Le comité d’organisation des Jeux olympiques et paralympiques d’hiver Alpes 2030 a acté le transfert des épreuves de glace de Nice vers la métropole de Lyon. Cette décision, prise après plusieurs semaines d’analyses et d’échanges avec le CIO et les fédérations internationales, modifie en profondeur la carte des sites des Jeux. À Nice, les réactions politiques se multiplient déjà.
Réuni avec les représentants du Comité international olympique (CIO), le Bureau exécutif du Comité d’organisation des Jeux olympiques et paralympiques d’hiver Alpes 2030 (COJOP) a confirmé, vendredi 30 mai, le transfert du pôle glace de Nice vers Lyon.
Cette décision intervient après l’abandon du projet d’accueil des compétitions de hockey sur glace à l’Allianz Riviera. Selon le COJOP, « les participants ont dû tirer les conséquences de la décision du nouveau maire de Nice de ne pas accueillir les compétitions de hockey sur glace à l’Allianz Riviera. » Les solutions étudiées sur le territoire niçois n’ont pas permis de maintenir le concept initial.
Le comité d’organisation rappelle également la volonté du CIO et des fédérations internationales de conserver un pôle glace unique. Dans ce contexte, le regroupement de l’ensemble des disciplines de glace, à l’exception du patinage de vitesse, dans la métropole lyonnaise apparaît comme l’option retenue. Des analyses techniques et budgétaires doivent encore être menées avant la validation définitive prévue fin juin.
Un changement majeur pour le projet Alpes 2030
Le transfert vers Lyon modifie l’équilibre territorial imaginé lors de la candidature des Alpes françaises.

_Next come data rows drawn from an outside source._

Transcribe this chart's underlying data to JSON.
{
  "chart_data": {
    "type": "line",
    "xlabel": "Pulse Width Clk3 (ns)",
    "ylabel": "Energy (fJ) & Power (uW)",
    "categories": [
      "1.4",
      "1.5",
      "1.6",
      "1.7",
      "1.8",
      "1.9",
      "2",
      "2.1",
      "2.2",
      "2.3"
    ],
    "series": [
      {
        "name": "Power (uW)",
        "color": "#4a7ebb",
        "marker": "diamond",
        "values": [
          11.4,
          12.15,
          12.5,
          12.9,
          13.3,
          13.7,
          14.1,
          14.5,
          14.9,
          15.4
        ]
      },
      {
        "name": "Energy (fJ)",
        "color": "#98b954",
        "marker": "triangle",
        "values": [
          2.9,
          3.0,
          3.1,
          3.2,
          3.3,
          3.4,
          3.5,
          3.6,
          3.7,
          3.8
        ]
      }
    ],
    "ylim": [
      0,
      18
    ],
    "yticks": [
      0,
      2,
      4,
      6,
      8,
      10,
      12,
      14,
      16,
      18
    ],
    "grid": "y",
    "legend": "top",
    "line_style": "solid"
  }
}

Le projet initial reposait notamment sur la création d’un héritage durable pour les sports de glace à Nice. Le COJOP reconnaît que cette perspective disparaît désormais et indique que l’ensemble des parties prenantes regrette cette évolution.
La métropole de Lyon devrait accueillir les compétitions dans des équipements existants, notamment la Halle Tony Garnier et le Palais des sports de Gerland. Avec cette nouvelle répartition, la région Auvergne-Rhône-Alpes concentrerait trois des quatre pôles des Jeux, aux côtés de la Savoie et de la Haute-Savoie.
Éric Ciotti dénonce une décision politique
Dans un communiqué, le maire de Nice, Éric Ciotti, dit prendre acte de la décision du COJOP et du CIO. L’édile estime que les Niçois sont « privés d’une partie de cet événement » et considère que « cette décision relève davantage d’un choix politicien guidé par la satisfaction de lobbys privés que de considérations techniques ou organisationnelles. »
La municipalité défend néanmoins la position adoptée ces dernières semaines. Éric Ciotti rappelle l’engagement de ne pas immobiliser l’Allianz Riviera pendant une saison complète et de ne pas engager de dépenses jugées excessives pour les contribuables.
Selon la ville, près de 140 millions d’euros de dépenses publiques initialement prévues pour l’organisation des épreuves olympiques ne seront finalement pas engagées. Ces crédits concernaient notamment la construction d’une patinoire olympique et plusieurs aménagements d’infrastructures.
Le maire annonce que ces moyens financiers seront réorientés vers les équipements sportifs de proximité, avec des projets de rénovation et de modernisation destinés aux clubs, aux associations et aux pratiquants.
Les communistes réclament un plan pour les équipements sportifs
Julien Picot, au nom des communistes niçois, voit dans cette décision « l’échec de Ciotti sur les JO à Nice. » Le responsable politique rappelle l’opposition exprimée depuis plusieurs années face au coût des épreuves de glace pour les collectivités locales.
Les communistes demandent désormais que les budgets rendus disponibles soient affectés à un programme de rénovation des infrastructures sportives existantes. Julien Picot souligne également le déficit d’équipements sportifs à Nice par rapport à la moyenne des grandes villes françaises et plaide pour des investissements tournés vers la pratique sportive quotidienne.
La validation définitive de la nouvelle carte des sites des Jeux olympiques et paralympiques d’hiver Alpes 2030 doit intervenir à la fin du mois de juin, en concertation avec le CIO, le Comité international paralympique et les fédérations internationales.